- Born: Michael John Callahan 1968 (age 56–57)
- Education: Georgetown University (BSFS) University of Connecticut (JD)
- Occupation(s): Lawyer, Corporate Executive

= Michael J. Callahan (lawyer) =

American lawyer and corporate executive

Michael John Callahan (born 1968) is an American lawyer and corporate executive.

==Education==
Callahan graduated from Georgetown University's School of Foreign Service with a degree in international affairs and Arab studies in the late '80s. In 1995, he graduated from the University of Connecticut School of Law.

==Career==
From 1990 to 1992, he was a Freshman Lightweight Crew Coach at Georgetown University and was a corporate legal assistant for Skadden, Arps, Slate, Meagher & Flom LLP and Affiliates.

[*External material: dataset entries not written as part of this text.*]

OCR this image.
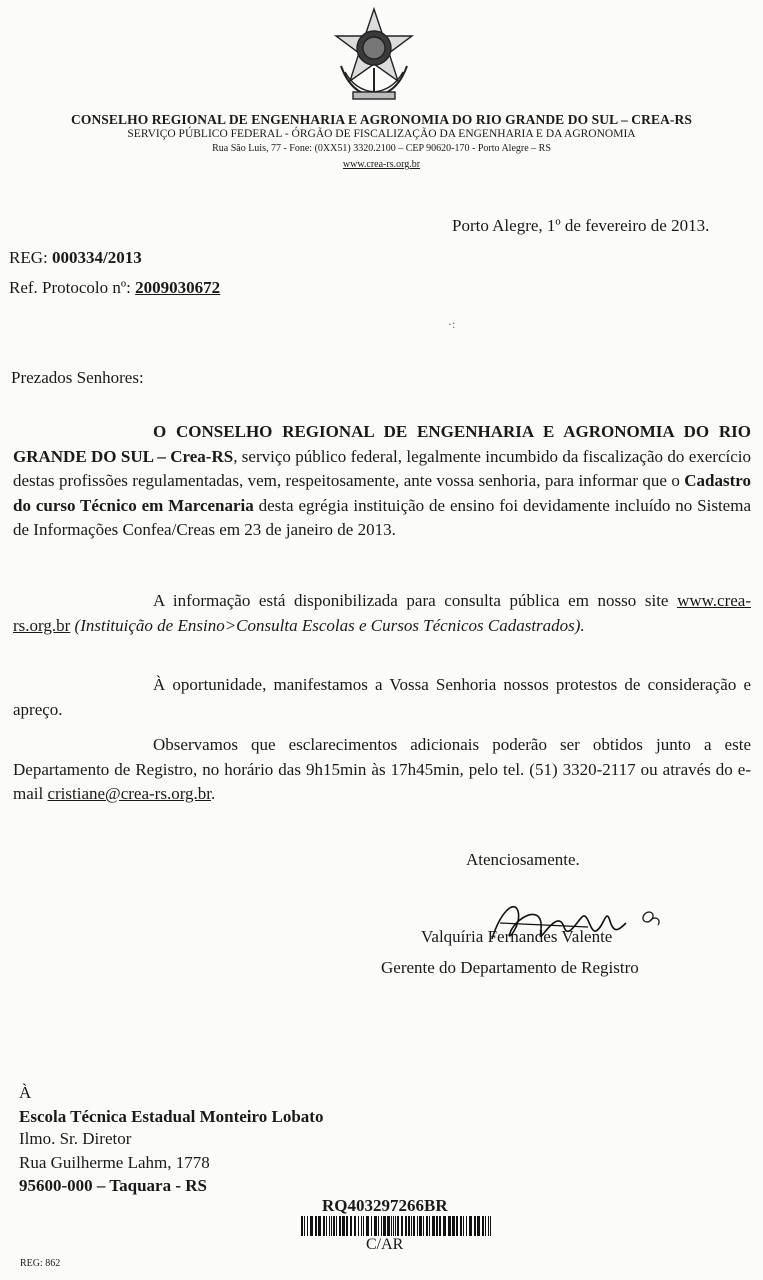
CONSELHO REGIONAL DE ENGENHARIA E AGRONOMIA DO RIO GRANDE DO SUL – CREA-RS
SERVIÇO PÚBLICO FEDERAL - ÓRGÃO DE FISCALIZAÇÃO DA ENGENHARIA E DA AGRONOMIA
Rua São Luis, 77 - Fone: (0XX51) 3320.2100 – CEP 90620-170 - Porto Alegre – RS
www.crea-rs.org.br
Porto Alegre, 1º de fevereiro de 2013.
REG: 000334/2013
Ref. Protocolo nº: 2009030672
·:
Prezados Senhores:
O CONSELHO REGIONAL DE ENGENHARIA E AGRONOMIA DO RIO GRANDE DO SUL – Crea-RS, serviço público federal, legalmente incumbido da fiscalização do exercício destas profissões regulamentadas, vem, respeitosamente, ante vossa senhoria, para informar que o Cadastro do curso Técnico em Marcenaria desta egrégia instituição de ensino foi devidamente incluído no Sistema de Informações Confea/Creas em 23 de janeiro de 2013.
A informação está disponibilizada para consulta pública em nosso site www.crea-rs.org.br (Instituição de Ensino>Consulta Escolas e Cursos Técnicos Cadastrados).
À oportunidade, manifestamos a Vossa Senhoria nossos protestos de consideração e apreço.
Observamos que esclarecimentos adicionais poderão ser obtidos junto a este Departamento de Registro, no horário das 9h15min às 17h45min, pelo tel. (51) 3320-2117 ou através do e-mail cristiane@crea-rs.org.br.
Atenciosamente.
Valquíria Fernandes Valente
Gerente do Departamento de Registro
À
Escola Técnica Estadual Monteiro Lobato
Ilmo. Sr. Diretor
Rua Guilherme Lahm, 1778
95600-000 – Taquara - RS
RQ403297266BR
C/AR
REG: 862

From 1995 to 1999, he was an associate with the same law firm. In 1999, he served as Manager for Business Development and later Corporate Counsel for Electronics for Imaging. From 1999 to 2012, he served as Executive Vice President, General Counsel, and Secretary at Yahoo!. From 2012 to 2014, he served as Executive Vice President, Chief Legal Officer and Secretary at Auction.com LLC. From 2014 to 2018, he was the general counsel of LinkedIn. Since 2017, he has served on the board of FiscalNote. Since 2018, he has been an advisor for Ledger and is a Professor of the Practice of Law and Executive Director of the Rock Center for Corporate Governance at Stanford Law School.